Isolation Forest algorithm#

  • An Isolation Tree (iTree) is built on a subset of the samples as follows:

    1. Randomly choose a feature.

    2. Randomly split the (remaining) data along the feature.

    3. If no more splits are possible (all observations are leafs (alone) or all samples are equal in the end nodes): terminate,
      otherwise, repeat from 1.

  • The forest is created by building many iTrees (100 is default in scikit-learn).

  • Samples are deemed outliers if they on average become leaf nodes after few splits (low path-lengths in the trees).

  • In scikit-learn the cut-off for being an outlier is estimated automatically, but can be changed using the “contamination” parameter.
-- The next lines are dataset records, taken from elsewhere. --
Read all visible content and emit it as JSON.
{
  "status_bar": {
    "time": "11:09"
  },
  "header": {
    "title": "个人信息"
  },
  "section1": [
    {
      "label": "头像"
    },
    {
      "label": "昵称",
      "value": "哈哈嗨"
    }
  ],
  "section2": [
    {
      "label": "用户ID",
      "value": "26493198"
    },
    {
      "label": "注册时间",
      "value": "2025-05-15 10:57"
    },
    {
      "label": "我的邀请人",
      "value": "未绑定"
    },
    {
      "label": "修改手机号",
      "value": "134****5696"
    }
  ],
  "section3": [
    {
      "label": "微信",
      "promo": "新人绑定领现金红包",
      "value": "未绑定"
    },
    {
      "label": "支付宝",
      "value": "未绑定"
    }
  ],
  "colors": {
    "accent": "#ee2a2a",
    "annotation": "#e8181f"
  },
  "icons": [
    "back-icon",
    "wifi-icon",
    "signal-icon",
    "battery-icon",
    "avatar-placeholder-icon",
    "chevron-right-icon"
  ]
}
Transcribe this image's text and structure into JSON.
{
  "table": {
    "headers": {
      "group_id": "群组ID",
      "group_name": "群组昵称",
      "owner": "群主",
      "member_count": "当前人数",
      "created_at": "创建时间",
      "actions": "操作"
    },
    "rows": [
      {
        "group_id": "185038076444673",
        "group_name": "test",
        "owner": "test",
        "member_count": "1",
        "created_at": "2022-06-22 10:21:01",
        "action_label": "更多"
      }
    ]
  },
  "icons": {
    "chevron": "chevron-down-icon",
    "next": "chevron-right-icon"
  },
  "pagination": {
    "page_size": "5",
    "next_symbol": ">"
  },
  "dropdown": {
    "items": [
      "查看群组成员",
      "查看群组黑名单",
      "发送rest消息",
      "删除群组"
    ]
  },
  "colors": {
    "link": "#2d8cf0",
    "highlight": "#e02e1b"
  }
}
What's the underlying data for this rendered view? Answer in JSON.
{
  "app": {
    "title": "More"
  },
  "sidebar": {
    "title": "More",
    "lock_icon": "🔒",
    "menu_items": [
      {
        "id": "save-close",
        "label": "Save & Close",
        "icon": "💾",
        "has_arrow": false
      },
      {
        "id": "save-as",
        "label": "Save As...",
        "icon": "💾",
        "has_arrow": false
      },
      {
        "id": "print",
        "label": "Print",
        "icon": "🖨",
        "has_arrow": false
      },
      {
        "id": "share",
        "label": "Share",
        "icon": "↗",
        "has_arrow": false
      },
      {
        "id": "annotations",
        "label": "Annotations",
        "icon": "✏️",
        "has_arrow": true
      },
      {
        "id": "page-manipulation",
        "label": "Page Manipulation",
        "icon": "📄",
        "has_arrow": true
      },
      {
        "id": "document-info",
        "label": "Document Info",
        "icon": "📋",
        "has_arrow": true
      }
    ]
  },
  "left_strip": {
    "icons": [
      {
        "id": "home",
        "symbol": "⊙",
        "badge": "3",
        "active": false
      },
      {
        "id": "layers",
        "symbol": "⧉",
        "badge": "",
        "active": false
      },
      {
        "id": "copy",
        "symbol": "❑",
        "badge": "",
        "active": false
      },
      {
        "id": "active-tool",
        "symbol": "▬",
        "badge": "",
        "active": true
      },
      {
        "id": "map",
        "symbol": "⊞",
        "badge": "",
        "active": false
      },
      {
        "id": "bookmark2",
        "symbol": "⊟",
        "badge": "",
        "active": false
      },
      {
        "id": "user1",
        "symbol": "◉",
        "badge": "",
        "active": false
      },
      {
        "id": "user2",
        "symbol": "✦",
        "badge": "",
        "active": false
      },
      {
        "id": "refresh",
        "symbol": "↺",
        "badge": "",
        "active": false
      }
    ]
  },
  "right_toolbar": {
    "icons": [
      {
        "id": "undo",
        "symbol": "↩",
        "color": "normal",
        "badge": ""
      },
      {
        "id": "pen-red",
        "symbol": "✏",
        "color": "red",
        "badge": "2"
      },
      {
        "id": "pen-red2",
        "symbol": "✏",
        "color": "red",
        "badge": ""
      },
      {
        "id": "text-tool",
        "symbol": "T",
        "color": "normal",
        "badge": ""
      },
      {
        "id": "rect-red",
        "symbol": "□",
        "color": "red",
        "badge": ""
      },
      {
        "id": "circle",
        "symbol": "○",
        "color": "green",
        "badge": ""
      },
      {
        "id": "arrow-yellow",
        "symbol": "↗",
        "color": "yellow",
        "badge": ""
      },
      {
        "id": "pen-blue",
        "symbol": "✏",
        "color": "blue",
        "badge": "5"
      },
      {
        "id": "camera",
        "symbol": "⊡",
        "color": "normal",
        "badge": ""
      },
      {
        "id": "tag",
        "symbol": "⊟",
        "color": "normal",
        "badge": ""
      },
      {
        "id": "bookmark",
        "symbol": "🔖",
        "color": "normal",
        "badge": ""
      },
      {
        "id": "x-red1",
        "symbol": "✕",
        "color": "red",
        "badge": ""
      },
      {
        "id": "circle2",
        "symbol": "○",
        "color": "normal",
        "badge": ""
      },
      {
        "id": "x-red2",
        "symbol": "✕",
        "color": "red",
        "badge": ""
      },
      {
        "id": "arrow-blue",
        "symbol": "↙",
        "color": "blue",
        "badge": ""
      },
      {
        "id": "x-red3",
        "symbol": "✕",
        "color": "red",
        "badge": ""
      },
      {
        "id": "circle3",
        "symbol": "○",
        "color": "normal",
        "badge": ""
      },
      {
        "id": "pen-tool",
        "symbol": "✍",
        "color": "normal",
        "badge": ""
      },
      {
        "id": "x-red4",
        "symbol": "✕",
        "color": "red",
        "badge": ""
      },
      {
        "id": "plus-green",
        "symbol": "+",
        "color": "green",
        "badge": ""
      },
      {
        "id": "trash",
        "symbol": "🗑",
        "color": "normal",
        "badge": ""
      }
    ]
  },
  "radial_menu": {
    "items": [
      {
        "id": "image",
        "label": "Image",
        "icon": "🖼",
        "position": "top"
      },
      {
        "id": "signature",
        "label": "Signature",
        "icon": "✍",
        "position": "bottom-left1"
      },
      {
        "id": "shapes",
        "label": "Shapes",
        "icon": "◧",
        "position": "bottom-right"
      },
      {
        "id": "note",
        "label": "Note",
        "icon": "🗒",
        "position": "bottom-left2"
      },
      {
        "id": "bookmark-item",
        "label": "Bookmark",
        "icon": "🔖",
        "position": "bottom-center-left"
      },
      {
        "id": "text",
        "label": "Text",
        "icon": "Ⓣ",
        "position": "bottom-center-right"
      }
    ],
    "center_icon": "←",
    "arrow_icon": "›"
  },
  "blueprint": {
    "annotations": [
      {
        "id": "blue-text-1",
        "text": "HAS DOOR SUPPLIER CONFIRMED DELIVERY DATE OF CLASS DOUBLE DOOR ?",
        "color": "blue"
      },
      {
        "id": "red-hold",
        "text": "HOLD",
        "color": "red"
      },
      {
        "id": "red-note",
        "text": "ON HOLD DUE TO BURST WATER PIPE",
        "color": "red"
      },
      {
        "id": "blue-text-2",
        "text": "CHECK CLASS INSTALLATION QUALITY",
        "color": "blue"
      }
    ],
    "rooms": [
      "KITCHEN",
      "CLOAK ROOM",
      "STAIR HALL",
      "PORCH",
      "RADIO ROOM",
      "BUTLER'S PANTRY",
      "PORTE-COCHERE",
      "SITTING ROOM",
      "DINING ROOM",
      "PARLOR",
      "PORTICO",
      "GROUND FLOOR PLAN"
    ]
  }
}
# Import IsolationForest from sklearn
from sklearn.ensemble import IsolationForest

# Use the same data as above but replace DBSCAN with IsolationForest
iso = IsolationForest(n_estimators=100, contamination=0.05)#'auto')
pred_labels_if = iso.fit_predict(data2D)
counts = np.bincount(pred_labels_if+1)
[ 50   0 950]
# Plot the IF values
if_vals = iso.decision_function(data2D)
plt.hist(if_vals, bins=50)
plt.xlabel('IF values')
plt.ylabel('Number of samples')
if_labels = 1-(if_vals < -0.15)*2
array([   0,    0, 1000])
# Plot the results in the same way as above
preds_if = pred_labels_if.copy()
#preds_if = if_labels
plt.plot(data2D[:,1], data2D[:,0], 'o')
plt.ylim(-4.5, 4.5)
plt.xlim(0, max(data2D[:,1]))
plt.axhline(0, color='black', linestyle='--')
plt.xlabel('Scaled observations')
for i in range(len(data)):
    if preds_if[i] == -1:
        plt.plot(data2D[i,1], data2D[i,0], 'o', color='red')
legend_elements = [Line2D([0], [0], marker='o', color='red', label='outlier', linestyle='None')]
plt.legend(handles=legend_elements, bbox_to_anchor=(1.05, 1), loc=2)


  • Compare the three mentioned anomaly detection methods (DBSCAN, LOF and Isolation Forest) with regard to the samples seen as outliers.

    • Fix the parameters at min_samples = 3, n_neighbors = 20 and n_estimators = 100 and use eps and contamination to force 1, 2, …, 10 outliers detected (if possible).

    • Are the three sets of 10 samples equal.

    • Do the samples appear in the same order for the different techniques?
      Spearman correlation is one way of putting this into numbers.